This just in... The Advertising Standards Authority (ASA) in Johannesburg has laid out a guide to help PR people know when and when not to label press releases "Breaking" News. Considering the deluge of press announcements that are produced on a daily basis, this is an important milestone that will likely have lingering repercussion throughout the Industry.
JOHANNESBURG (Reuters) - It's now factual certainty that beans make you "break wind," says South Africa's advertising watchdog.
A TV advert for sweet onions showed a rugby player eating beans that made him smell "stinky." The advert claims that "with sweet onions there are no tears, no burn and definitely no stink."
The country's Dry Bean Producers Organization complained about the advert on the basis that the "stinky" charge was untrue but the Advertising Standards Authority threw out the charge and said it was widely known that beans produce gas.
"It plays on an objectively determinable factual reality which cannot be denied..." the ASA said on its Web site.
Okay, come on. Considering all the absolute flatulence we in PR pass daily and then label "Breaking News" that certainly sets the record straight.
I admit, this post is silly. Certainly in light of Mr. Gallagher's most elegant piece just prior to this one, this is perhaps untimely and maybe even inappropriate.
But that said, I've got to mix it up here. All silly and I'll only have Scott Baradell reading Strumpette; all serious and Robert French will surely kill himself. It's all about balance and variety.
By mixing the content up a bit we are averaging just shy of 2,800 visitors and 35,000 hits a day. When we've taken ourselves too serious here, that number has dipped well below a 1,000.
Also, mixing it up allows for those anomalies. We will occasionally have the "Cleavage Day" stories. That got us mentioned on InstaPundit and National Review Online. That resulted in more than 16,780 visitors and 113K hits in just 4 hours. Yousa!! My IT guy nearly had a nervous breakdown. His server was literally "smoking," he tells me. It's the third time in three weeks Strumpette shut his operation down. Damn. I know I am testing our friendship. He's been gracefully accommodating. I do owe him at least one sexual favor.
Anyway, I just wanted you the reader to know the method to our madness. As we are all aware, we in the PR business have a lot of work to do with regard to credibility. We cannot do that by taking ourselves too serious when the general business population is laughing at us. That surely makes us look even more silly. Either the joke's on us or we are strong enough to acknowledge and own our foibles.

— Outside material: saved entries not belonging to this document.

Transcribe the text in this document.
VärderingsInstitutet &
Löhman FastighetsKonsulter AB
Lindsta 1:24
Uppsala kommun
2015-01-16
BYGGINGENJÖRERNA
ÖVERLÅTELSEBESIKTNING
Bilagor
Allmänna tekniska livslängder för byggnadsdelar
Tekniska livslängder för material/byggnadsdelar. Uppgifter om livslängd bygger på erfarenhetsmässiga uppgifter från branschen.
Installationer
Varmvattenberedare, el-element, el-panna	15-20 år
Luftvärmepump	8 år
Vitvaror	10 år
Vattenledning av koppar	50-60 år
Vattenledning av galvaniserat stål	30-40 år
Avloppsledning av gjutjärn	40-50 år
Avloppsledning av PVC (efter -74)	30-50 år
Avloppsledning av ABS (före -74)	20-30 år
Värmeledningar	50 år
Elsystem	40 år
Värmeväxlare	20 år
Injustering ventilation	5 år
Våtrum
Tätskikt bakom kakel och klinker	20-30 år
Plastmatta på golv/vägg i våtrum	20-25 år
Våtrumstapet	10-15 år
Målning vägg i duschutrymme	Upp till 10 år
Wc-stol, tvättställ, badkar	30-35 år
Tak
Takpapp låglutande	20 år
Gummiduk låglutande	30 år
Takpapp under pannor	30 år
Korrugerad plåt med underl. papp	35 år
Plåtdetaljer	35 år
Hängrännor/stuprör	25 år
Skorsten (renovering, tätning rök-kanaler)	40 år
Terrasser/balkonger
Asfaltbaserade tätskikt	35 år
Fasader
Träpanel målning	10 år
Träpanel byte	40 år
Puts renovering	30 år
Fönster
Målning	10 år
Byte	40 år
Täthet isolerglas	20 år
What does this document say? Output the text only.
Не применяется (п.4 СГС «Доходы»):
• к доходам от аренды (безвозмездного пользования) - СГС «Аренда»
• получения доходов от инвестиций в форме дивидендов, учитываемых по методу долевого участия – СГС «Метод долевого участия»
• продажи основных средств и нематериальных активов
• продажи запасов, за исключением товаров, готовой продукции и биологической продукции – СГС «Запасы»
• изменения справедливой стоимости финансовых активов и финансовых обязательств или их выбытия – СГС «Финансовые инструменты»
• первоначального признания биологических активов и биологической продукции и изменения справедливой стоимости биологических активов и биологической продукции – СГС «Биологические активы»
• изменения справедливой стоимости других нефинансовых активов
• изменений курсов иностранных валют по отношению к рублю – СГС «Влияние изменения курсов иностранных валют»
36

All to say that what you'll find here is a mix. To quote a compatriot of Gallagher's, "A spoon full of sugar helps the medicine go down." Or, I'll quote my mom, "if you serve just pasta... no one will eat. But add a few balls of meat, maybe a piece of calzone, some antipasti, some fresh bread and a nice glass of red... now you've got a meal and conversation." Mom was right. That's what communications is all about.
While we're on the subject of mislabelling things...why does every press release have to say "For Immediate Release" on it? If every single one is for immediate release, then why bother even saying it? If it's not for immediate release (i don't know if these exist, i've never seen one), then why send it before it's ready to be released? Maybe i wasn't mean to understand.